Lala otworzyła drzwi do gabinetu. Na podłodze, przy stojących z boku fotelach, leżał na brzuchu Piotr, obłożony papierami, z laptopem przed sobą. Lala wybuchnęła śmiechem.
– Mamo! – zgorszony szept Mai.
Szymon stłumił chichot. – Zanieść cię do samochodu? – zapytał rzeczowo.
– Spróbuj tylko – burknął Piotr. Odwrócił się na bok. – Daj mi papierosa i wystaraj się o kawę. Ta jędza zabrała mi papierosy!
– Dobrze – powiedziała Lala. Odwróciła się i podeszła do Helgi. – Oddaj mu te papierosy – powiedziała półglosem. – Kawę zrobię sama.
– To już jakaś dziesiąta dzisiaj będzie – odpowiedziała Helga. Wyciągnęła z szuflady paczkę. – Masz. Przecież jak otworzy okno w gabinecie, to też na niego nawieje. Przykryj go chociaż, w szafie na dole jest koc.
Lala zabrała kawę, koc i papierosy.
W gabinecie zastała dziwną scenę. Piotr leżał dalej w tym samym miejscu, ale teraz Maja siedziała mu na plecach, a Szymon ciągnął go za ręce. – Nie przeszkadzam?
– Puście mnie – uwolniony Piotr przewrócił się na bok, posykując wstał i ułożył się w fotelu. – Bogowie, daj tego papierosa.
– Chyba bogini – uśmiechnęła się Lala. – Co wyście robili? I co ci się właściwie stało?
– Próbowaliśmy go wyleczyć – wyjaśnił Szymon. – Takie rozciąganie, bo coś mu przeskoczyło. W plecach. Mama, odwiozę Majkę i wrócę.
Piotr palił. Majka głaskała go po głowie.
– Właściwie mógłbyś wrócić do domu… A, dobrze – zdecydowała Lala. – Wróć do nas, pomożesz Piotrusiowi.

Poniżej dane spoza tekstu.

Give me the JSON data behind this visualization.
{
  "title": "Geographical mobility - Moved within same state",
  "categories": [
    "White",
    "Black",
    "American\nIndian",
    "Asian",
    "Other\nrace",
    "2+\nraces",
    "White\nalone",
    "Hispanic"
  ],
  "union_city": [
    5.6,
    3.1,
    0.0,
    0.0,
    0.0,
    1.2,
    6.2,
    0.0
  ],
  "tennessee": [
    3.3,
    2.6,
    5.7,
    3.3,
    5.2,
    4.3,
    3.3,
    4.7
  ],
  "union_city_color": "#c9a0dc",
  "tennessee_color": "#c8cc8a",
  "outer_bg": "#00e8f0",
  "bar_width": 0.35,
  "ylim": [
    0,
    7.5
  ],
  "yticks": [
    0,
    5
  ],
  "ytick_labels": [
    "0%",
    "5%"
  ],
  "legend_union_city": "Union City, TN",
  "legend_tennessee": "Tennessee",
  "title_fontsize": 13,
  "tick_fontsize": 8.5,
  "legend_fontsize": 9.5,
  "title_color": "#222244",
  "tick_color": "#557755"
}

– Po moim trupie – mruknął Piotr.
Zostali sami.
– Kochanie?
To, że powiedzieli to oboje, było naturalne, bo zdarzało się tak, jak czasami zdarza się tęcza albo deszcz meteorytów. Nawet jeśli coś nie zdarza się codziennie, to jeśli należy do zjawisk naturalnych nie budzi ani zaskoczenia ani zdumienia. Jest. Bardziej wyrazistą składową natury świata. Teraz Lala siedziała na poręczy fotela i głaskała go po głowie.
– Przestań – mruknął. – Czy ja jestem jakiś stary pies?
– Nie lubisz?
– Lubię.
Przesunęła rękę niżej, na plecy. – Bo jesteś stary pies. Mój najukochańszy stary pies.

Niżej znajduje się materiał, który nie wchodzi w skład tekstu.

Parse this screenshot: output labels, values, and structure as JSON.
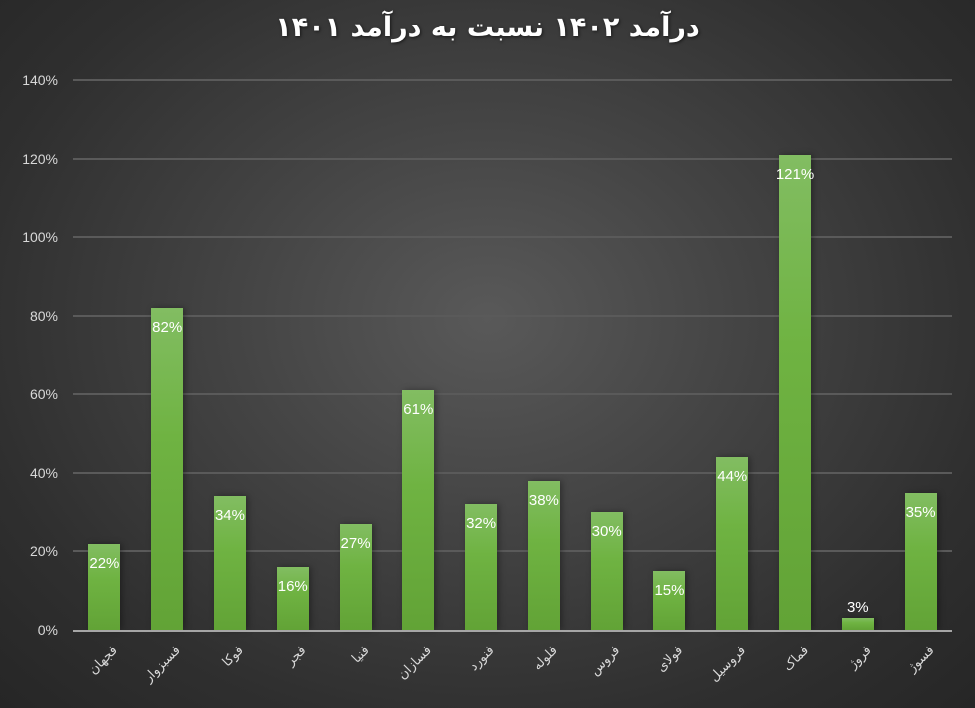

– Nie wiem, czy to powód do radości. Czy powinienem to akceptować.
– Bo rozumiesz to po swojemu, nie po mojemu – gładziła jego plecy. – Mój najukochańszy stary pies to ktoś do przytulenia żeby nie wiem jak był sponiewierany, brudny, chory. To ktoś do zaśnięcia przy nim. To ty. Mój jedyny najukochańszy stary pies. To ktoś ważniejszy dla mnie ode mnie samej.

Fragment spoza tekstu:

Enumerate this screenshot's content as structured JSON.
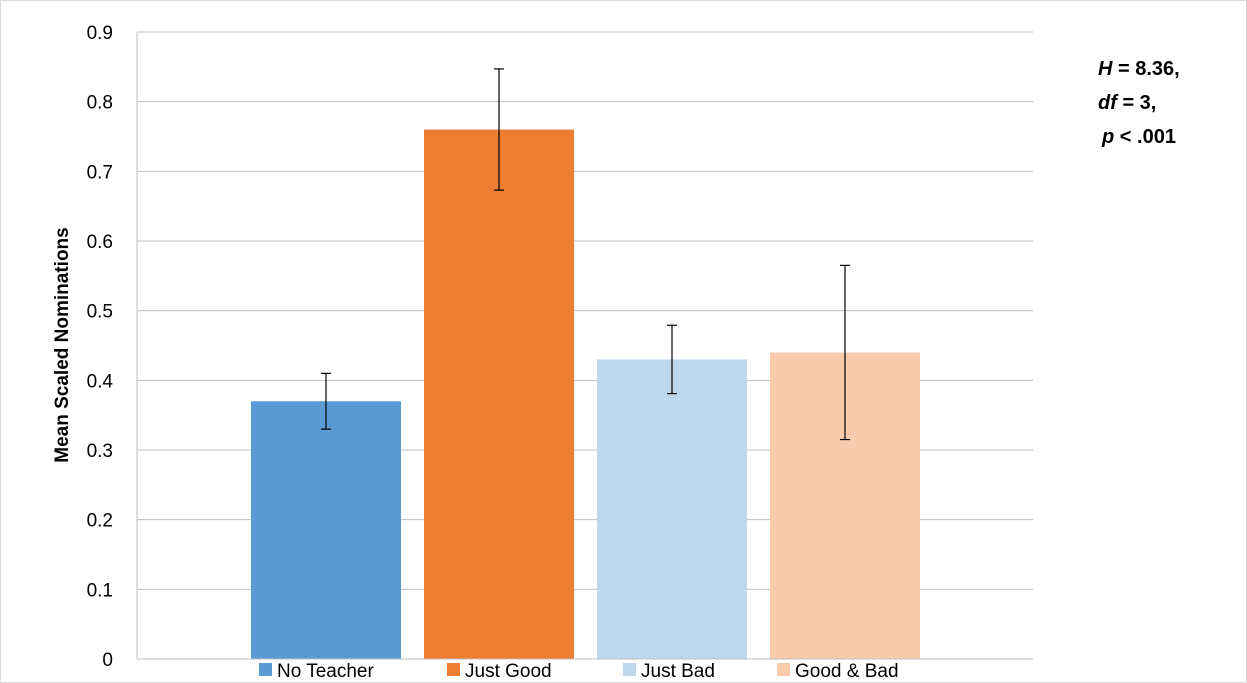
{
  "chart_data": {
    "type": "bar",
    "categories": [
      "No Teacher",
      "Just Good",
      "Just Bad",
      "Good & Bad"
    ],
    "values": [
      0.37,
      0.76,
      0.43,
      0.44
    ],
    "error_low": [
      0.33,
      0.673,
      0.381,
      0.315
    ],
    "error_high": [
      0.41,
      0.847,
      0.479,
      0.565
    ],
    "colors": [
      "#5b9bd5",
      "#ed7d31",
      "#bdd7ee",
      "#f8cbad"
    ],
    "title": "",
    "xlabel": "",
    "ylabel": "Mean Scaled Nominations",
    "ylim": [
      0,
      0.9
    ],
    "yticks": [
      "0",
      "0.1",
      "0.2",
      "0.3",
      "0.4",
      "0.5",
      "0.6",
      "0.7",
      "0.8",
      "0.9"
    ],
    "grid": true,
    "legend": "bottom",
    "legend_entries": [
      "No Teacher",
      "Just Good",
      "Just Bad",
      "Good & Bad"
    ]
  },
  "annotation": {
    "h_sym": "H",
    "h_val": " = 8.36,",
    "df_sym": "df",
    "df_val": " = 3,",
    "p_sym": "p",
    "p_val": " < .001"
  }
}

– Dzieci są ważniejsze – mruknął Piotr. – Jeszcze. Mniej boli.
Gładziła go nadal. – Dzieci są tak samo najważniejsze. Chociaż nie – zastanowiła się. – Ciebie wybrałam.
– Sofistyka.
– Doskonale wiesz, że nie wiem, co to jest sofistyka i że mnie to nie obchodzi. Coś powiedziałeś, a ja ci odpowiedziałam. Opowiedziałam ci o sobie, a teraz ty próbujesz to w sobie oswoić mówiąc: sofistyka. Chcesz rozmawiać o sofistyce?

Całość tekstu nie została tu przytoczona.